Rental real estate can generate non-cash losses through depreciation of its building and improvements as well as accruing interest on mortgages it may have.   If the property is owned by a limited partnership these losses are passed through to the individual partners in the partnership on their K-1.  

Prior to 1986 any individual could use these real estate losses to offset any type of income on their tax return.    The Tax Reform Act of 1986 changed the tax laws so that the losses from real estate, which are considered passive, could only be used to offset passive income and thereby limited the value of the losses to most individuals. 

The losses, however, can still be of great value to an individual who the IRS considers to be a Real Estate Professional (REP).  The losses are considered active for an REP and therefore the losses may offset virtually any type of income to that individual and provide significant tax savings.   To qualify as an REP you must meet both of the following requirements:

  • More than half of the personal services you performed in all trades or businesses during the tax year were performed in real property trades or businesses in which you materially participated.
  • You performed more than 750 hours of services during the tax year in real property trades or businesses in which you materially participated.

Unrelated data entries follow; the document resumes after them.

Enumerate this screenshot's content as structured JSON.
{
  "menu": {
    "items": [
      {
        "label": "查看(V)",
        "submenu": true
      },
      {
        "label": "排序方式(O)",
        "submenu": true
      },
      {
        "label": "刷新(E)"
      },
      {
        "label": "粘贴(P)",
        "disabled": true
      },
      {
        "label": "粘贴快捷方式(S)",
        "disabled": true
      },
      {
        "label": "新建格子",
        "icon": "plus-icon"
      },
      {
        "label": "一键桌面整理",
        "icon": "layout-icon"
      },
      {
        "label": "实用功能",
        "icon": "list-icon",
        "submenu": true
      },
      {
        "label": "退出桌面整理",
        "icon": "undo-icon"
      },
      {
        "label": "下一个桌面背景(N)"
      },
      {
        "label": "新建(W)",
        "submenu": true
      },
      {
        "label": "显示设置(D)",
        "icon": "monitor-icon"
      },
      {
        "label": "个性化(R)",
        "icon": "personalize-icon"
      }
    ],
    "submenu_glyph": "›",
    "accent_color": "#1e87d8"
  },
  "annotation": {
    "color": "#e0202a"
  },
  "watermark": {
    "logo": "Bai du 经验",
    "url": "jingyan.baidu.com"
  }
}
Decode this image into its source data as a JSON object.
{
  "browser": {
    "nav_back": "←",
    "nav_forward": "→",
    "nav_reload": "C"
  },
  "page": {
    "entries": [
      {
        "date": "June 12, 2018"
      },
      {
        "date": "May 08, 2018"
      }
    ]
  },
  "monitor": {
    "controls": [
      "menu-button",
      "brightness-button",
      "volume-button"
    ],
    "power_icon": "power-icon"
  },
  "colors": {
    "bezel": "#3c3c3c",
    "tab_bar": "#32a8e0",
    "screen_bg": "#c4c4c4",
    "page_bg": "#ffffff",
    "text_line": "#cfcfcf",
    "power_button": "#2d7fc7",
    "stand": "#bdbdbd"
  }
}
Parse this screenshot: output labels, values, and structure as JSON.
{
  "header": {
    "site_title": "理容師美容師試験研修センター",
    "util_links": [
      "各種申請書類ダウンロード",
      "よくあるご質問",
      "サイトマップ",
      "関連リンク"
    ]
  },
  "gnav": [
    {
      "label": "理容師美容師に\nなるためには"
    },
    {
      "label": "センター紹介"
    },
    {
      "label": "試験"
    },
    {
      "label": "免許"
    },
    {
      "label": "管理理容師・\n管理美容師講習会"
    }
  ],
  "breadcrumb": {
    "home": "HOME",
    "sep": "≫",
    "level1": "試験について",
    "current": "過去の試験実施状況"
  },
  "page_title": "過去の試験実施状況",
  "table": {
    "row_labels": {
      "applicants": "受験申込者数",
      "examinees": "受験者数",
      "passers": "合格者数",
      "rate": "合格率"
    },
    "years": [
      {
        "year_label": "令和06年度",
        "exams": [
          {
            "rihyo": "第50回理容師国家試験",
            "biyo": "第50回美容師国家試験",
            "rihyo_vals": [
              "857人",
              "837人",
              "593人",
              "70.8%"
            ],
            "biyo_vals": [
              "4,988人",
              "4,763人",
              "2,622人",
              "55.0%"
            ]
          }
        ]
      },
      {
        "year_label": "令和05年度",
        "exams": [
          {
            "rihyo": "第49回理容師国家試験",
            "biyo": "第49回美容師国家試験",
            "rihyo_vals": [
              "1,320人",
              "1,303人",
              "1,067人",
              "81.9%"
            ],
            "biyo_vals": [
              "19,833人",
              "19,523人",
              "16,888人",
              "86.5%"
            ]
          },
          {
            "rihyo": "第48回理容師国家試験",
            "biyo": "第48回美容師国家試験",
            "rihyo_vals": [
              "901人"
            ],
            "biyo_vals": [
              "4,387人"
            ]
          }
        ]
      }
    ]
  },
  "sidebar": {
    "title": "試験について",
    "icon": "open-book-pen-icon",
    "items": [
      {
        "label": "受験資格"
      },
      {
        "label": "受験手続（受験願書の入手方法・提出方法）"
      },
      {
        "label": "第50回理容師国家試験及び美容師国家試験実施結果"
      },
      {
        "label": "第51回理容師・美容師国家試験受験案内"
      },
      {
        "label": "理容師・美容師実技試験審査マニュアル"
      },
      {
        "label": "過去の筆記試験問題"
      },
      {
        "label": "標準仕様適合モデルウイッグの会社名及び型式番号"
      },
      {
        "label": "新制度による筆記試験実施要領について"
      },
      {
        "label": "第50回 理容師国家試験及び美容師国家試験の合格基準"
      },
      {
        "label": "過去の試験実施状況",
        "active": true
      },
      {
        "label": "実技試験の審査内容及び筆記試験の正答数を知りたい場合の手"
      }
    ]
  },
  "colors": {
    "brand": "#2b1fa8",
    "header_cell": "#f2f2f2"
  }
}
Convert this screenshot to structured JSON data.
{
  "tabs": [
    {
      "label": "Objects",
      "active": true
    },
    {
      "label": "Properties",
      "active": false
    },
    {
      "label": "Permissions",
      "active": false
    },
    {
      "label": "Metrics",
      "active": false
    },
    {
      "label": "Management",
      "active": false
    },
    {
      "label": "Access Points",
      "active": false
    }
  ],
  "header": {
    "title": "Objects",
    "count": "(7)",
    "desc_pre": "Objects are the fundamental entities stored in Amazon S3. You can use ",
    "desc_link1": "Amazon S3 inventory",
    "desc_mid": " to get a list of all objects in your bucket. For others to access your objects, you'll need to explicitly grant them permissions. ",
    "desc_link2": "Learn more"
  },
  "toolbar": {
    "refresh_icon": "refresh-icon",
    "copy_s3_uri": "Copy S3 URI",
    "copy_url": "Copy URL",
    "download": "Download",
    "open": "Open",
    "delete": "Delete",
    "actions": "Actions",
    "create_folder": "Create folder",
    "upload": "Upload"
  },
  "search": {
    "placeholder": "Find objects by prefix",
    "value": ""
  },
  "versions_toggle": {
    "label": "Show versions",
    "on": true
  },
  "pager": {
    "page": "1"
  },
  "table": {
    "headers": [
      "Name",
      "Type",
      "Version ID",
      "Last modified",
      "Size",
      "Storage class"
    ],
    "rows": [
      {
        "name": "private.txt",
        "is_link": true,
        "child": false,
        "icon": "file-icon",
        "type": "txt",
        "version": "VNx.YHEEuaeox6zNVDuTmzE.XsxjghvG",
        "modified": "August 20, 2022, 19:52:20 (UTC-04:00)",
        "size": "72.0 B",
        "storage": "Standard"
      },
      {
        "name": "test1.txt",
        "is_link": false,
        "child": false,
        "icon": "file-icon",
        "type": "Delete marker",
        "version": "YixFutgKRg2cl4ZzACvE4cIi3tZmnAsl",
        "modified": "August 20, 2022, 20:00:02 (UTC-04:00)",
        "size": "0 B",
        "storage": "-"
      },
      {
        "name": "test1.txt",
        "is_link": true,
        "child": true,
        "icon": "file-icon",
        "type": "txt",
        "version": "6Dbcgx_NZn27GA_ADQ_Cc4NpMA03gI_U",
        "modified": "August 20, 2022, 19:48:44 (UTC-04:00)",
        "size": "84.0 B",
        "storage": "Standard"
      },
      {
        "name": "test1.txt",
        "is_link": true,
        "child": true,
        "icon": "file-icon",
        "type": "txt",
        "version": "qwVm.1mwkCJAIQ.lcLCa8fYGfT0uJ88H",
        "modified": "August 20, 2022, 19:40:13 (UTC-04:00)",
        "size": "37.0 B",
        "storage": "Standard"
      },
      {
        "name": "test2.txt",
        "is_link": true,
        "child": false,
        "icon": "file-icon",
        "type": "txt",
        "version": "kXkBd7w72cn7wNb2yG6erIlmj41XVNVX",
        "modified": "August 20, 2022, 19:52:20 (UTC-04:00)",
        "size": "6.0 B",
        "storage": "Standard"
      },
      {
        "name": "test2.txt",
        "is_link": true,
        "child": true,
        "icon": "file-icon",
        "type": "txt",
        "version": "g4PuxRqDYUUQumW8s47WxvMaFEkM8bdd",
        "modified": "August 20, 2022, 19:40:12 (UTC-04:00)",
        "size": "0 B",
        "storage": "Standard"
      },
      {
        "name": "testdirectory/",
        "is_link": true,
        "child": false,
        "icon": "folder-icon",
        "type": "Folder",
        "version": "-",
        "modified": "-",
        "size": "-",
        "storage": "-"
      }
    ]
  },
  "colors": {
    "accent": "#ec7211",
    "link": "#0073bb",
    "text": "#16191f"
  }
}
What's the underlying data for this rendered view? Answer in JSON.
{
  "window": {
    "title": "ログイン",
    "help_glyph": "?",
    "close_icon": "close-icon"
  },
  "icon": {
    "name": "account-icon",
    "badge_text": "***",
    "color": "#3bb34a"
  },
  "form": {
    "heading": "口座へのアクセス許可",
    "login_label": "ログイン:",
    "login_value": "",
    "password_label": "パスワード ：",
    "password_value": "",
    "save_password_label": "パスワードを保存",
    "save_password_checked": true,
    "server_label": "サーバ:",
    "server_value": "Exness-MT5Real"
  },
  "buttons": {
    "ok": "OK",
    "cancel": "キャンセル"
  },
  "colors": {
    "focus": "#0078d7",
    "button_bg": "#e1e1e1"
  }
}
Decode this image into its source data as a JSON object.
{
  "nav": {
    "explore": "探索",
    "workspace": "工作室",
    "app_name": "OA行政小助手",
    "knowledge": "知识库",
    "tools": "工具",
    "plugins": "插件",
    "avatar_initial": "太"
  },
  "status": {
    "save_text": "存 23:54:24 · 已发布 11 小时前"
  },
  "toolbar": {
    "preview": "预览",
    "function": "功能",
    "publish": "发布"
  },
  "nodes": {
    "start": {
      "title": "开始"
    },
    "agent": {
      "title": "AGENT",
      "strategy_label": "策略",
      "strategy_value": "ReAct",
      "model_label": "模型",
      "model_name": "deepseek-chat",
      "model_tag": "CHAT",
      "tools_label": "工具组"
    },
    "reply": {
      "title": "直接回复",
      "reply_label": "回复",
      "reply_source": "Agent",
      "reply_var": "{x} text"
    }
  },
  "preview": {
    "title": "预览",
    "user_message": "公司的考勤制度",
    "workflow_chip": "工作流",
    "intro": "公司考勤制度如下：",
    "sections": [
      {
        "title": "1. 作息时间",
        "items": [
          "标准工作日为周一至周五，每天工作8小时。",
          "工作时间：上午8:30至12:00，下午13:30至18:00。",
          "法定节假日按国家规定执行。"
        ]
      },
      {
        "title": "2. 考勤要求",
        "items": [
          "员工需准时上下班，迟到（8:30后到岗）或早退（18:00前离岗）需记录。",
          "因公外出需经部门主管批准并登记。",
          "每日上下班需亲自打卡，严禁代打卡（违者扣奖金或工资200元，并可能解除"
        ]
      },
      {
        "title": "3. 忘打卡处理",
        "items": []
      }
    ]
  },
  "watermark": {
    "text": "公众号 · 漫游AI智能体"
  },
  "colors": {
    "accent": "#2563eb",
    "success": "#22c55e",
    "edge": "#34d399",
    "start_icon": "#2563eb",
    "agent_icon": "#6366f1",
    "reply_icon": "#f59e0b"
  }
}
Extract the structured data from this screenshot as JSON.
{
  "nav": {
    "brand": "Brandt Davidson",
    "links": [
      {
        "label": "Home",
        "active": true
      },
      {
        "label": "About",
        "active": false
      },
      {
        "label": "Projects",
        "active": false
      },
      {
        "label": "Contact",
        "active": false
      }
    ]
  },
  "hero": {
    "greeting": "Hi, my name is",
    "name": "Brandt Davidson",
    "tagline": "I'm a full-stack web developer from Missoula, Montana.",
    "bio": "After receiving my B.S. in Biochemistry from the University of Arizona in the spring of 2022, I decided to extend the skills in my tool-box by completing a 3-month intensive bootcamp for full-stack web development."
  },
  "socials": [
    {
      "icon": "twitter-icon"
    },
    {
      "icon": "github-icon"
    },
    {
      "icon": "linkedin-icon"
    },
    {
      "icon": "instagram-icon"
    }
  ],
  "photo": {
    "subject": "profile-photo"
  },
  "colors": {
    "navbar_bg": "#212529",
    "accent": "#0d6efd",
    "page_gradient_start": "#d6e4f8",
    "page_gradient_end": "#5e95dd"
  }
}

These losses are especially beneficial to an REP in a high tax bracket, and even more so  if he lives in an area with high State and City income tax rates, for example New York city. The limited partnership, through its partnership agreement,  can be structured in a way that certain investors will receive the real estate loss benefit, while other investors, either in the partnership or otherwise involved in the transaction, usually as a mortgage holder, will receive most of the economic benefit. This could cut your income taxes by almost half!